LASAGNI, Bartolomeo
Nacque a Roma il 25 ag. 1773 da Gioacchino e da Rosa Certi. Il padre, nato in provincia di Reggio Emilia, nel 1748 si era trasferito a Roma dove aveva intrapreso l'attività di commerciante.
Dal matrimonio aveva avuto quattro figli maschi e tre femmine. Benché di modeste condizioni economiche, la famiglia era imparentata con esponenti della nobiltà e dell'alta borghesia come i marchesi Marini, i banchieri Modetti e, più tardi, i conti Alborghetti.
Studente di lettere e filosofia presso l'Università Gregoriana, il L. si iscrisse successivamente alla Sapienza e vi si laureò in giurisprudenza.
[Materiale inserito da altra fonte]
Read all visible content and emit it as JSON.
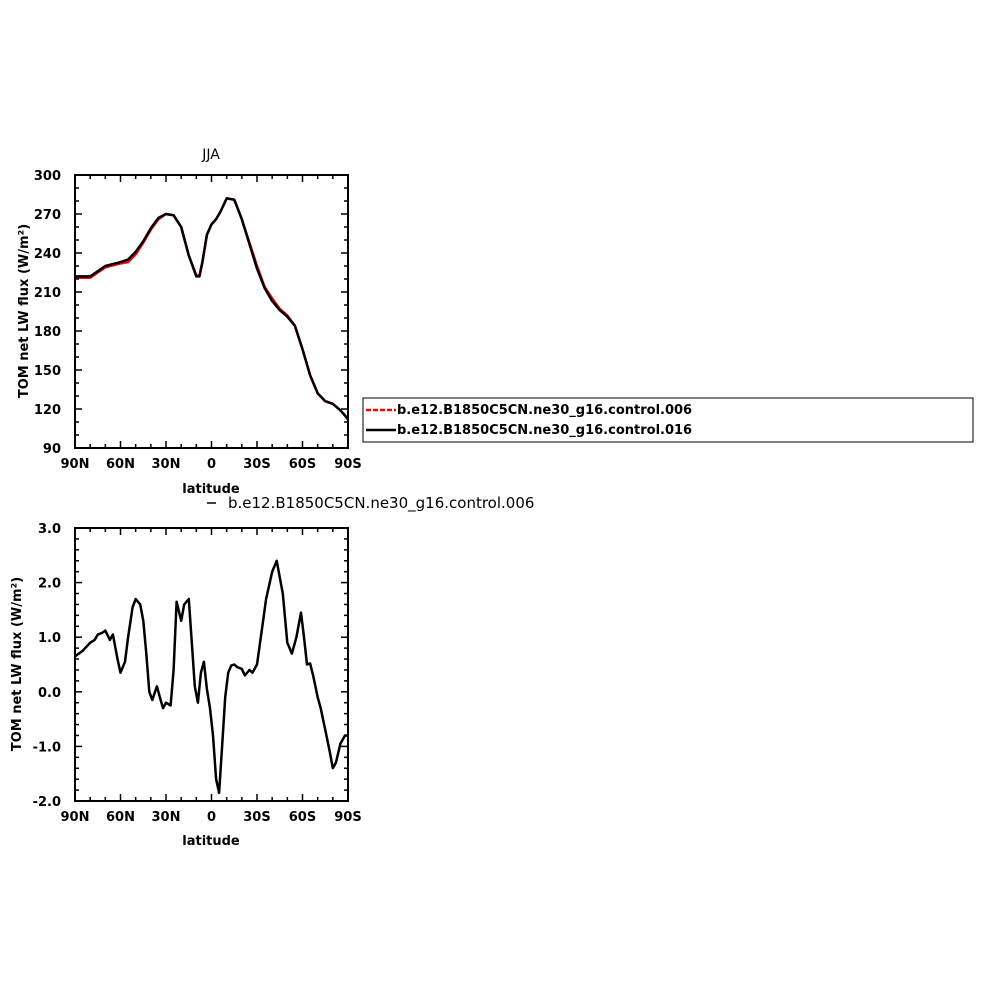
{
  "chart_data": [
    {
      "type": "line",
      "title": "JJA",
      "xlabel": "latitude",
      "ylabel": "TOM net LW flux (W/m²)",
      "xticks": [
        "90N",
        "60N",
        "30N",
        "0",
        "30S",
        "60S",
        "90S"
      ],
      "yticks": [
        "90",
        "120",
        "150",
        "180",
        "210",
        "240",
        "270",
        "300"
      ],
      "xlim": [
        90,
        -90
      ],
      "ylim": [
        90,
        300
      ],
      "legend_position": "right",
      "colors": {
        "series0": "#ff0000",
        "series1": "#000000"
      },
      "series": [
        {
          "name": "b.e12.B1850C5CN.ne30_g16.control.006",
          "x": [
            90,
            80,
            75,
            70,
            60,
            55,
            50,
            45,
            40,
            35,
            30,
            25,
            20,
            15,
            10,
            8,
            6,
            3,
            0,
            -3,
            -6,
            -10,
            -15,
            -20,
            -25,
            -30,
            -35,
            -40,
            -45,
            -50,
            -55,
            -60,
            -65,
            -70,
            -75,
            -80,
            -85,
            -88,
            -90
          ],
          "y": [
            221,
            221,
            225,
            229,
            232,
            233,
            239,
            248,
            258,
            266,
            270,
            269,
            260,
            238,
            223,
            222,
            233,
            254,
            262,
            266,
            272,
            282,
            281,
            266,
            248,
            230,
            214,
            205,
            197,
            192,
            184,
            166,
            146,
            132,
            126,
            124,
            119,
            115,
            112
          ]
        },
        {
          "name": "b.e12.B1850C5CN.ne30_g16.control.016",
          "x": [
            90,
            80,
            75,
            70,
            60,
            55,
            50,
            45,
            40,
            35,
            30,
            25,
            20,
            15,
            10,
            8,
            6,
            3,
            0,
            -3,
            -6,
            -10,
            -15,
            -20,
            -25,
            -30,
            -35,
            -40,
            -45,
            -50,
            -55,
            -60,
            -65,
            -70,
            -75,
            -80,
            -85,
            -88,
            -90
          ],
          "y": [
            222,
            222,
            226,
            230,
            233,
            235,
            241,
            249,
            259,
            267,
            270,
            269,
            260,
            238,
            222,
            222,
            233,
            254,
            262,
            266,
            272,
            282,
            281,
            266,
            247,
            228,
            213,
            203,
            196,
            191,
            184,
            166,
            146,
            132,
            126,
            124,
            119,
            115,
            112
          ]
        }
      ]
    },
    {
      "type": "line",
      "subtitle": "b.e12.B1850C5CN.ne30_g16.control.006",
      "xlabel": "latitude",
      "ylabel": "TOM net LW flux (W/m²)",
      "xticks": [
        "90N",
        "60N",
        "30N",
        "0",
        "30S",
        "60S",
        "90S"
      ],
      "yticks": [
        "-2.0",
        "-1.0",
        "0.0",
        "1.0",
        "2.0",
        "3.0"
      ],
      "xlim": [
        90,
        -90
      ],
      "ylim": [
        -2,
        3
      ],
      "colors": {
        "series0": "#000000"
      },
      "series": [
        {
          "x": [
            90,
            85,
            80,
            77,
            75,
            72,
            70,
            67,
            65,
            62,
            60,
            57,
            55,
            52,
            50,
            47,
            45,
            43,
            41,
            39,
            36,
            34,
            32,
            30,
            27,
            25,
            23,
            20,
            18,
            15,
            13,
            11,
            9,
            7,
            5,
            3,
            1,
            -1,
            -3,
            -5,
            -7,
            -9,
            -11,
            -13,
            -15,
            -17,
            -20,
            -22,
            -25,
            -27,
            -30,
            -33,
            -36,
            -40,
            -43,
            -47,
            -50,
            -53,
            -56,
            -59,
            -61,
            -63,
            -65,
            -67,
            -70,
            -72,
            -75,
            -78,
            -80,
            -82,
            -85,
            -88,
            -90
          ],
          "y": [
            0.65,
            0.75,
            0.9,
            0.95,
            1.05,
            1.08,
            1.12,
            0.95,
            1.05,
            0.6,
            0.35,
            0.55,
            1.0,
            1.55,
            1.7,
            1.6,
            1.3,
            0.7,
            0.0,
            -0.15,
            0.1,
            -0.1,
            -0.3,
            -0.2,
            -0.25,
            0.4,
            1.65,
            1.3,
            1.6,
            1.7,
            0.9,
            0.1,
            -0.2,
            0.35,
            0.55,
            0.05,
            -0.3,
            -0.8,
            -1.6,
            -1.85,
            -1.0,
            -0.1,
            0.35,
            0.48,
            0.5,
            0.45,
            0.42,
            0.3,
            0.4,
            0.35,
            0.5,
            1.1,
            1.7,
            2.2,
            2.4,
            1.8,
            0.9,
            0.7,
            1.0,
            1.45,
            1.0,
            0.5,
            0.52,
            0.3,
            -0.1,
            -0.3,
            -0.7,
            -1.1,
            -1.4,
            -1.3,
            -0.95,
            -0.8,
            -0.8
          ]
        }
      ]
    }
  ]
}
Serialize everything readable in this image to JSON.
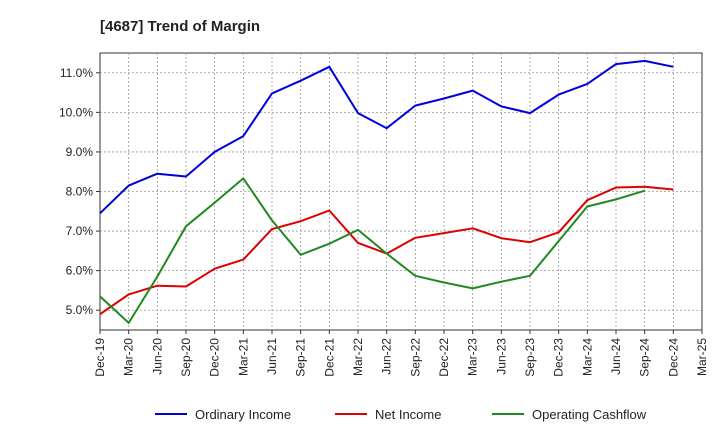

Ottenuta l'abilitazione all'esercizio della libera professione, divenne a 23 anni primo assistente di studio dell'avvocato concistoriale F. Riganti.
All'epoca della Repubblica Romana del 1798-99, a differenza del fratello Nicola e del cognato, l'avvocato F. Brunetti, che rivestirono importanti cariche pubbliche, il L. non si compromise. Così, mentre Nicola fu più volte arrestato sia dai Francesi, sia dal restaurato governo pontificio, egli nel novembre del 1800 fu assunto come "primo secreto" nel tribunale della Sacra Rota.
Perso il padre nel 1802, il L. dovette provvedere alla famiglia, che allora comprendeva la madre, la sorella Marianna, rimasta nubile, e un fratello disabile. Nel febbraio 1806 fu promosso assistente di studio di mons. D. Bardaxí y d'Azara, uditore di rota, alle cui dipendenze si trovava anche T. Bernetti con cui strinse, come con V. Bartolucci e altri colleghi, un'amicizia destinata a durare.
A interrompere la carriera rotale, che probabilmente lo avrebbe condotto alla prelatura, giunsero l'occupazione napoleonica e l'annessione di Roma all'Impero. Di ispirazione profondamente religiosa e fondamentalmente legittimista, il L. rifiutò di far parte della commissione incaricata del riordino del sistema giudiziario, ma poi, seppure con poca convinzione, dovette per necessità pratiche aderire al governo e accettare, nel luglio del 1809, la nomina di giudice alla Corte imperiale di appello di Roma. Qui non tardò a far valere la sua competenza, e quando l'anno dopo Napoleone decise di destinare alla Corte di cassazione a Parigi un giureconsulto che rappresentasse l'ex Stato pontificio, il suo nominativo occupò il primo posto nella terna proposta dall'inviato dell'imperatore. Malgrado le iniziali resistenze, quando la sua nomina venne ufficializzata il L. partì per la Francia e il 2 luglio 1810 entrò come consigliere nella Corte suprema, assegnato dapprima alla sezione penale, e presto trasferito a quella civile.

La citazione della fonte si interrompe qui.